Política monetária e a economia mundial
A ideia de que a economia mundial experimenta atualmente uma fase passível de ser identificada como de aperto monetário sincronizado parece bastante disseminada. Segundo esse raciocínio, em resposta ao extraordinário surto inflacionário trazido pela pandemia, largo número de bancos centrais estaria adotando, ao mesmo tempo, políticas monetárias fortemente contracionistas.
Até poucas semanas atrás, muitos analistas, participantes de mercado e até mesmo formuladores de política econômica consideravam altamente provável que a economia mundial logo entraria em recessão. Certamente por trás de tal expectativa estava a ideia de termos ingressado numa fase de aperto monetário sincronizado.
Recentemente, porém, essa ideia de recessão começou a perder força. Revisão mais animadora promovida pelo FMI de suas próprias previsões sobre o futuro próximo da economia mundial possivelmente contribuíram nesse sentido.
A análise desenvolvida no presente post contém pelo menos parte da explicação para essa revisão de expectativa acerca do comportamento da economia mundial. De fato, a ideia acima aludida, de forte aperto monetário sincronizado, deveria realmente provocar severa desaceleração da atividade econômica no mundo. Mas tal ideia não parece se sustentar.

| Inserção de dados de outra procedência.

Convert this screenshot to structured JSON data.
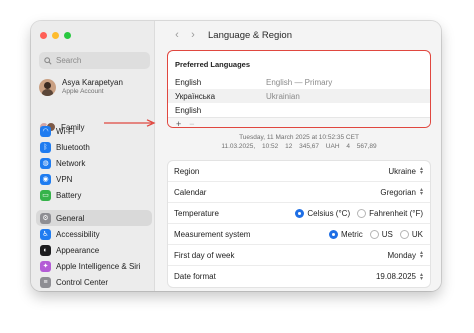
{
  "window": {
    "title": "Language & Region"
  },
  "sidebar": {
    "search_placeholder": "Search",
    "account": {
      "name": "Asya Karapetyan",
      "subtitle": "Apple Account"
    },
    "family_label": "Family",
    "groups": [
      [
        {
          "label": "Wi-Fi",
          "icon": "wifi-icon",
          "color": "#1f7cf0",
          "glyph": "◠"
        },
        {
          "label": "Bluetooth",
          "icon": "bluetooth-icon",
          "color": "#1f7cf0",
          "glyph": "ᛒ"
        },
        {
          "label": "Network",
          "icon": "globe-icon",
          "color": "#1f7cf0",
          "glyph": "◍"
        },
        {
          "label": "VPN",
          "icon": "vpn-icon",
          "color": "#1f7cf0",
          "glyph": "◉"
        },
        {
          "label": "Battery",
          "icon": "battery-icon",
          "color": "#35b34a",
          "glyph": "▭"
        }
      ],
      [
        {
          "label": "General",
          "icon": "gear-icon",
          "color": "#8e8e93",
          "glyph": "⚙",
          "selected": true
        },
        {
          "label": "Accessibility",
          "icon": "accessibility-icon",
          "color": "#1f7cf0",
          "glyph": "♿"
        },
        {
          "label": "Appearance",
          "icon": "appearance-icon",
          "color": "#1c1c1e",
          "glyph": "◐"
        },
        {
          "label": "Apple Intelligence & Siri",
          "icon": "siri-icon",
          "color": "#b45cd6",
          "glyph": "✦"
        },
        {
          "label": "Control Center",
          "icon": "control-center-icon",
          "color": "#8e8e93",
          "glyph": "≡"
        }
      ]
    ]
  },
  "preferred_languages": {
    "title": "Preferred Languages",
    "rows": [
      {
        "language": "English",
        "native": "English — Primary"
      },
      {
        "language": "Українська",
        "native": "Ukrainian"
      },
      {
        "language": "English",
        "native": ""
      }
    ],
    "add_label": "+",
    "remove_label": "−"
  },
  "preview": {
    "line1": "Tuesday, 11 March 2025 at 10:52:35 CET",
    "line2": "11.03.2025, 10:52   12 345,67 UAH   4 567,89"
  },
  "settings": {
    "region": {
      "label": "Region",
      "value": "Ukraine"
    },
    "calendar": {
      "label": "Calendar",
      "value": "Gregorian"
    },
    "temperature": {
      "label": "Temperature",
      "options": [
        "Celsius (°C)",
        "Fahrenheit (°F)"
      ],
      "selected": 0
    },
    "measurement": {
      "label": "Measurement system",
      "options": [
        "Metric",
        "US",
        "UK"
      ],
      "selected": 0
    },
    "first_day": {
      "label": "First day of week",
      "value": "Monday"
    },
    "date_format": {
      "label": "Date format",
      "value": "19.08.2025"
    }
  },
  "colors": {
    "highlight_border": "#e0473f",
    "accent": "#1f6fe5"
  }
}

Exame da condução da política monetária em três das mais importantes regiões econômicas do mundo deixa claro que, nos Estados Unidos, a política do Fed realmente se encontra em território contracionista. Em conjunto com dados previamente citados, os números apresentados na figura 4 ajudam a entender nossa linha de argumentação.
Figura 4 - Previsões de mercado e oficiais para inflação nos EUA, na Zona do Euro e no Japão
Fonte: Bloomberg. Últimos dados: 15/02/2023.

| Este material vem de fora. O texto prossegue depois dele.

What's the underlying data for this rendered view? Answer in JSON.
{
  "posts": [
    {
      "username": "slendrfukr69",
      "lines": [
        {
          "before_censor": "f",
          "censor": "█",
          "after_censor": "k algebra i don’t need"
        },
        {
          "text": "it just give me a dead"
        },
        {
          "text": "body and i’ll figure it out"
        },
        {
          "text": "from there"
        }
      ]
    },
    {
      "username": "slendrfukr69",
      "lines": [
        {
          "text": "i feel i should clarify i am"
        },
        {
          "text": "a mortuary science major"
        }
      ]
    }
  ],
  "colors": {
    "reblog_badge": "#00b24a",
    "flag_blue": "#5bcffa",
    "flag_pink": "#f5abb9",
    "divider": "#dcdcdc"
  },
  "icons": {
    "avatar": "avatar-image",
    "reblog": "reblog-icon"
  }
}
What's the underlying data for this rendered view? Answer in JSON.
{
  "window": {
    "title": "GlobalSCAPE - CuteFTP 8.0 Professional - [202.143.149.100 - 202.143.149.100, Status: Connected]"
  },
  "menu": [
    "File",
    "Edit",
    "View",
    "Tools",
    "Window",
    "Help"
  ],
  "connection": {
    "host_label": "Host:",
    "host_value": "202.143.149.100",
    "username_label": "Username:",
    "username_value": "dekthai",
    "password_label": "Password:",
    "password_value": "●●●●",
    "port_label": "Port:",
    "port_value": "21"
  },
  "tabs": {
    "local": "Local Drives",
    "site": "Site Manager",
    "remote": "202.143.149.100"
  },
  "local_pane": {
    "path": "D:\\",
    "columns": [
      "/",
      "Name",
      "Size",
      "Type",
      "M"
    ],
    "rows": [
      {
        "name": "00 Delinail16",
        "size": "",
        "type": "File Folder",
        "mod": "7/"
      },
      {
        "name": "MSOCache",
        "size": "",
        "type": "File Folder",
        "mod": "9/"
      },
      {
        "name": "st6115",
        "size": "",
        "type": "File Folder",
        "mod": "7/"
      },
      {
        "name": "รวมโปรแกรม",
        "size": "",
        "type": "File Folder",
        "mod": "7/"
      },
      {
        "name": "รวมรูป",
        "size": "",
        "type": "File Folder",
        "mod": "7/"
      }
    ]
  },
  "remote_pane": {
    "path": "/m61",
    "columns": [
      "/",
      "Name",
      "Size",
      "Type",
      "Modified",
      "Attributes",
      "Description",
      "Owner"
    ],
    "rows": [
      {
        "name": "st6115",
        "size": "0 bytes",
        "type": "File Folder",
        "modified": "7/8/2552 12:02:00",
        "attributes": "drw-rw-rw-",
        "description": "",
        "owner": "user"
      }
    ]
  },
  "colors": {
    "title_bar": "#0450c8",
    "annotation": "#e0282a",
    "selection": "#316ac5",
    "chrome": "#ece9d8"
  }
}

A estimativa oficial de inflação para 2023 é de 3,1%. Como vimos antes, os juros de política monetária possivelmente superarão 5,0%, no decorrer do ano. Parece claro, portanto, que os juros reais encontram-se em território contracionista.
Consideremos agora o caso da Zona do euro. A previsão oficial é de 6,3% de inflação no corrente ano. Na hipótese de os juros de política monetária atingirem os níveis projetados nos mercados futuros, ou seja, 3,5%, não teremos aperto monetário. Juros reais negativos. No caso do Japão, a história é bem semelhante. O BoJ espera que a inflação no Japão caia para 1,6%. Como o juro básico de política monetária permanece negativo, em -0,1%, também naquele país os juros reais continuarão em terrenos expansionista.
Como analisado ao longo do texto, a forte presença de choques nessas duas regiões talvez justifique o enfoque cuidadoso adotado pelos respectivos bancos centrais. De qualquer modo, o fato é que em duas das maiores economias do planeta a política monetária não se encontra em terreno contracionista. Nos Estados Unidos, a história é diferente. Como disse o economista-chefe do Banco Central Europeu, lá o fenômeno inflacionário tem a ver com forte expansão de demanda, e constitui caso clássico de inflação de livro texto, o qual exige ação contundente das autoridades monetárias.
Sendo assim, não parece fazer sentido falar de aperto monetário sincronizado no mundo. O alívio nas perspectivas de quadro recessivo mais adiante é compreensível. Mas é preciso que não nos iludamos. Os banco central dos Estados Unidos ainda não concluiu a sua tarefa de fazer a inflação chegar a 2,0%. E choques adversos, fortemente presentes nas outras regiões, são sempre prejudiciais não apenas para a inflação, mas também para a atividade econômica.
As opiniões expressas neste artigo são de responsabilidade exclusiva do autor, não refletindo necessariamente a opinião institucional da FGV.